Cells which have any of the numeric formats, including Date and Time, have their content right aligned by default, as in the case of the zip column in our example sheet.
But even if you change the alignment to left aligned for a cell with numeric formatting, any leading white space will still be ignored.
In the case of the zip column in our example sheet, we would lose nothing if we converted the column to Plain text format.
Date and Time formats can also be converted to Plain text without being compromised.
In fact, numeric cells converted to Plain text will still work in calculations and formulas.
To get back to our original aim, we are going to indent the county column cells using the space character.
But almost any character could be used. In the snapshot above, we see the contents of cells G2 to G4 contain the name Ada.

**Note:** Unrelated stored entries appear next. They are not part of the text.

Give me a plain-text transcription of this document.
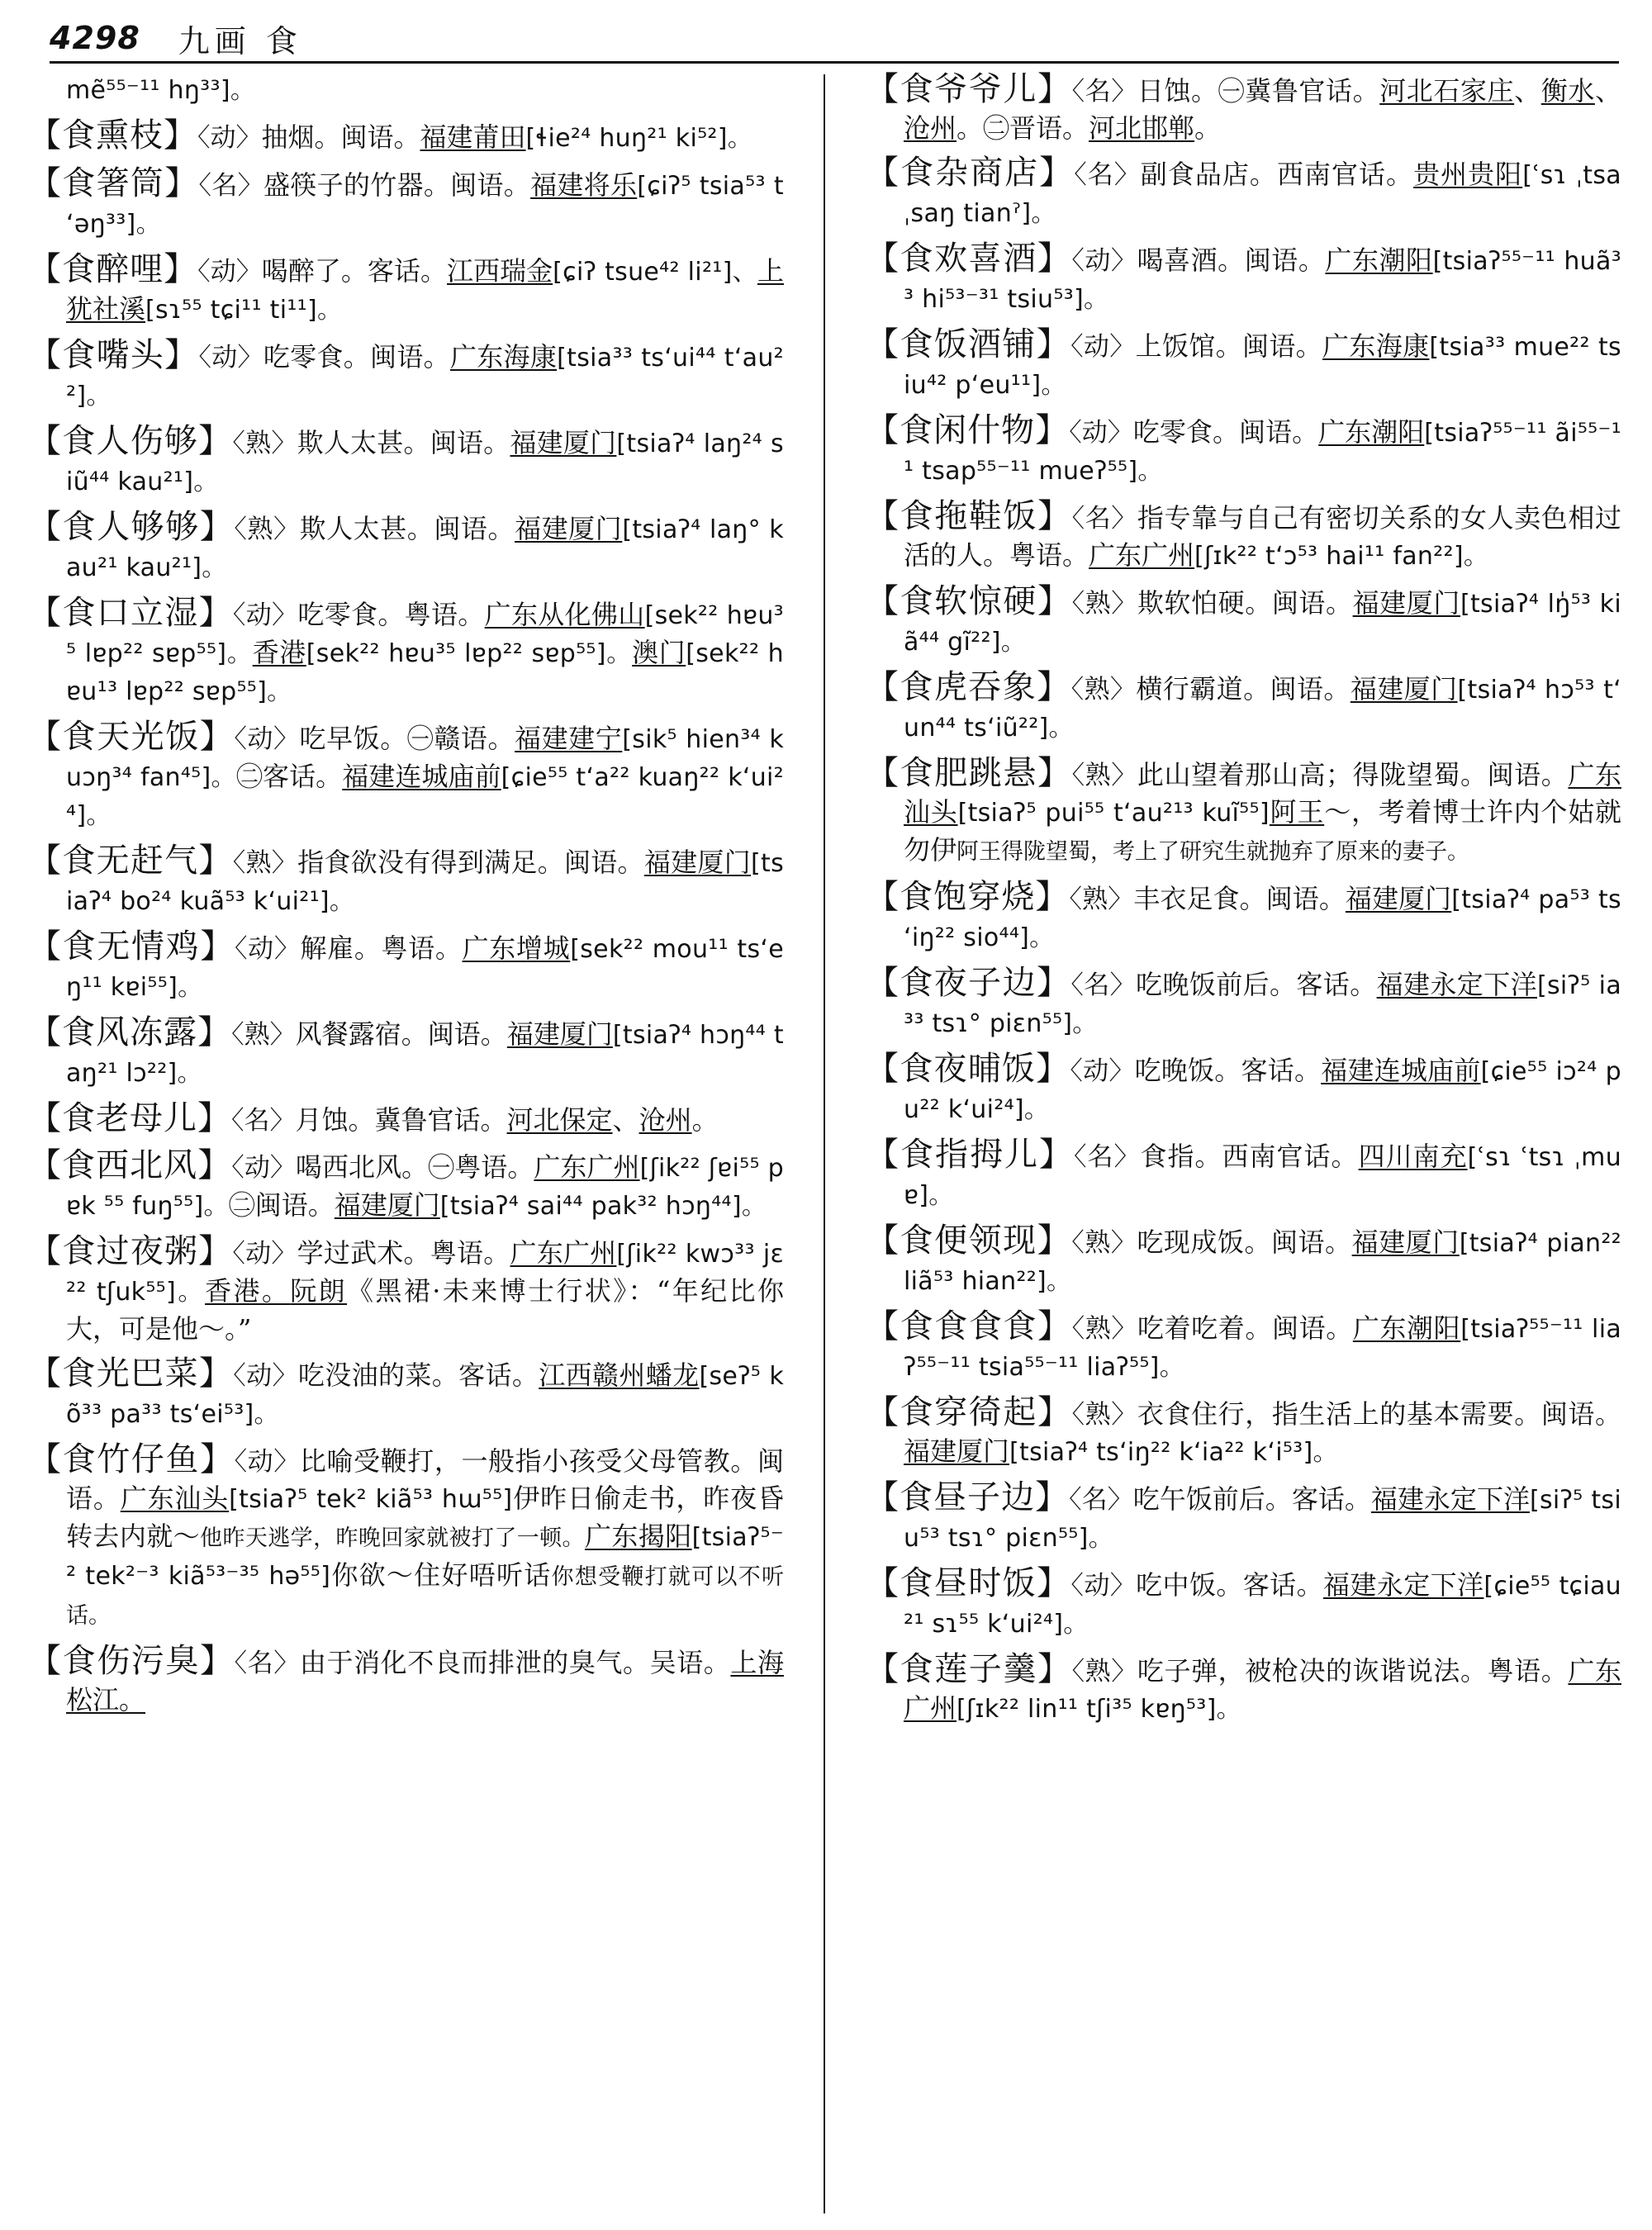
4298 九画 食

mẽ⁵⁵⁻¹¹ hŋ³³]。

【食熏枝】〈动〉抽烟。闽语。福建莆田[ɬie²⁴ huŋ²¹ ki⁵²]。

【食箸筒】〈名〉盛筷子的竹器。闽语。福建将乐[ɕiʔ⁵ tsia⁵³ tʻəŋ³³]。

【食醉哩】〈动〉喝醉了。客话。江西瑞金[ɕiʔ tsue⁴² li²¹]、上犹社溪[sɿ⁵⁵ tɕi¹¹ ti¹¹]。

【食嘴头】〈动〉吃零食。闽语。广东海康[tsia³³ tsʻui⁴⁴ tʻau²²]。

【食人伤够】〈熟〉欺人太甚。闽语。福建厦门[tsiaʔ⁴ laŋ²⁴ siũ⁴⁴ kau²¹]。

【食人够够】〈熟〉欺人太甚。闽语。福建厦门[tsiaʔ⁴ laŋ° kau²¹ kau²¹]。

【食口立湿】〈动〉吃零食。粤语。广东从化佛山[sek²² hɐu³⁵ lɐp²² sɐp⁵⁵]。香港[sek²² hɐu³⁵ lɐp²² sɐp⁵⁵]。澳门[sek²² hɐu¹³ lɐp²² sɐp⁵⁵]。

【食天光饭】〈动〉吃早饭。㊀赣语。福建建宁[sik⁵ hien³⁴ kuɔŋ³⁴ fan⁴⁵]。㊁客话。福建连城庙前[ɕie⁵⁵ tʻa²² kuaŋ²² kʻui²⁴]。

【食无赶气】〈熟〉指食欲没有得到满足。闽语。福建厦门[tsiaʔ⁴ bo²⁴ kuã⁵³ kʻui²¹]。

【食无情鸡】〈动〉解雇。粤语。广东增城[sek²² mou¹¹ tsʻeŋ¹¹ kɐi⁵⁵]。

【食风冻露】〈熟〉风餐露宿。闽语。福建厦门[tsiaʔ⁴ hɔŋ⁴⁴ taŋ²¹ lɔ²²]。

【食老母儿】〈名〉月蚀。冀鲁官话。河北保定、沧州。

【食西北风】〈动〉喝西北风。㊀粤语。广东广州[ʃik²² ʃɐi⁵⁵ pɐk ⁵⁵ fuŋ⁵⁵]。㊁闽语。福建厦门[tsiaʔ⁴ sai⁴⁴ pak³² hɔŋ⁴⁴]。

【食过夜粥】〈动〉学过武术。粤语。广东广州[ʃik²² kwɔ³³ jɛ²² tʃuk⁵⁵]。香港。阮朗《黑裙·未来博士行状》：“年纪比你大，可是他～。”

【食光巴菜】〈动〉吃没油的菜。客话。江西赣州蟠龙[seʔ⁵ kõ³³ pa³³ tsʻei⁵³]。

【食竹仔鱼】〈动〉比喻受鞭打，一般指小孩受父母管教。闽语。广东汕头[tsiaʔ⁵ tek² kiã⁵³ hɯ⁵⁵]伊昨日偷走书，昨夜昏转去内就～他昨天逃学，昨晚回家就被打了一顿。广东揭阳[tsiaʔ⁵⁻² tek²⁻³ kiã⁵³⁻³⁵ hə⁵⁵]你欲～住好唔听话你想受鞭打就可以不听话。

【食伤污臭】〈名〉由于消化不良而排泄的臭气。吴语。上海松江。

【食爷爷儿】〈名〉日蚀。㊀冀鲁官话。河北石家庄、衡水、沧州。㊁晋语。河北邯郸。

【食杂商店】〈名〉副食品店。西南官话。贵州贵阳[ʿsɿ ˌtsa ˌsaŋ tianˀ]。

【食欢喜酒】〈动〉喝喜酒。闽语。广东潮阳[tsiaʔ⁵⁵⁻¹¹ huã³³ hi⁵³⁻³¹ tsiu⁵³]。

【食饭酒铺】〈动〉上饭馆。闽语。广东海康[tsia³³ mue²² tsiu⁴² pʻeu¹¹]。

【食闲什物】〈动〉吃零食。闽语。广东潮阳[tsiaʔ⁵⁵⁻¹¹ ãi⁵⁵⁻¹¹ tsap⁵⁵⁻¹¹ mueʔ⁵⁵]。

【食拖鞋饭】〈名〉指专靠与自己有密切关系的女人卖色相过活的人。粤语。广东广州[ʃɪk²² tʻɔ⁵³ hai¹¹ fan²²]。

【食软惊硬】〈熟〉欺软怕硬。闽语。福建厦门[tsiaʔ⁴ lŋ̍⁵³ kiã⁴⁴ gĩ²²]。

【食虎吞象】〈熟〉横行霸道。闽语。福建厦门[tsiaʔ⁴ hɔ⁵³ tʻun⁴⁴ tsʻiũ²²]。

【食肥跳悬】〈熟〉此山望着那山高；得陇望蜀。闽语。广东汕头[tsiaʔ⁵ pui⁵⁵ tʻau²¹³ kuĩ⁵⁵]阿王～，考着博士许内个姑就勿伊阿王得陇望蜀，考上了研究生就抛弃了原来的妻子。

【食饱穿烧】〈熟〉丰衣足食。闽语。福建厦门[tsiaʔ⁴ pa⁵³ tsʻiŋ²² sio⁴⁴]。

【食夜子边】〈名〉吃晚饭前后。客话。福建永定下洋[siʔ⁵ ia³³ tsɿ° piɛn⁵⁵]。

【食夜晡饭】〈动〉吃晚饭。客话。福建连城庙前[ɕie⁵⁵ iɔ²⁴ pu²² kʻui²⁴]。

【食指拇儿】〈名〉食指。西南官话。四川南充[ʿsɿ ʿtsɿ ˌmuɐ]。

【食便领现】〈熟〉吃现成饭。闽语。福建厦门[tsiaʔ⁴ pian²² liã⁵³ hian²²]。

【食食食食】〈熟〉吃着吃着。闽语。广东潮阳[tsiaʔ⁵⁵⁻¹¹ liaʔ⁵⁵⁻¹¹ tsia⁵⁵⁻¹¹ liaʔ⁵⁵]。

【食穿徛起】〈熟〉衣食住行，指生活上的基本需要。闽语。福建厦门[tsiaʔ⁴ tsʻiŋ²² kʻia²² kʻi⁵³]。

【食昼子边】〈名〉吃午饭前后。客话。福建永定下洋[siʔ⁵ tsiu⁵³ tsɿ° piɛn⁵⁵]。

【食昼时饭】〈动〉吃中饭。客话。福建永定下洋[ɕie⁵⁵ tɕiau²¹ sɿ⁵⁵ kʻui²⁴]。

【食莲子羹】〈熟〉吃子弹，被枪决的诙谐说法。粤语。广东广州[ʃɪk²² lin¹¹ tʃi³⁵ kɐŋ⁵³]。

Our requirement stipulates that the first of the cells containing the county name Ada, should be left as is, and the other two cells, G3 and G4, be indented.
The same rule has been applied to cell G6 which is as it was, while cells G7 to G11 have been indented.
Our particular example sheet contains 500 rows, so it would take some time to go through and add spaces to each of the county names.
What makes this even worse, is that if we wanted to increase or decrease the indenting later on, we would again need to go through all the cells in the column, one by one.
Custom Number Format
Surely you say, there must be an easier way.
The previous solution is quick and easy as long as there are only a few cells that need to be indented.
Even so, there is indeed an easier way, and it involves using the Custom number format option.
Next, we need to deselect the first occurrence of each name so that we are in keeping with our requirements.
To do this, hold down the Ctrl key on the keyboard, and left mouse click on each cell to be deselected.
We are now ready to apply our indentation.
The good thing about this method as opposed to the previous, is that we don’t need to go through, applying the indent one cell at a time.
From the Google sheets menu, select Format > Number > Custom number format.
This will open the Custom number formats dialog box.
We will be entering our custom format in the very first input field at the top of the dialog box.
Here again, the underscore character has been used instead of the non printing space character so that it is clearly visible.
However, using an underscore in the Custom number formats entry, will also produce a space in the resulting output.
Hence, you can use either spaces or underscores, whichever is more convenient.
In our example above, there are four underscores followed by the @ character.
The @ character is required and indicates where the actual contents of the cell will be placed, which in this case is after the spaces.
Unfortunately, control characters like tabs cannot be used, so if you need a large indentation, add more space (or underscore) characters.
When satisfied, click on the Apply button, and you should now see your cell contents indented.
As was stated earlier, the good news with this approach is that if you decide you want to change the size of the indentation, you just need to select the cells again, and repeat the process.
While there is no dedicated indentation option in Google sheets as there is in Microsoft Excel, with a little effort using the Custom number format option, it is possible to selectively indent cell content.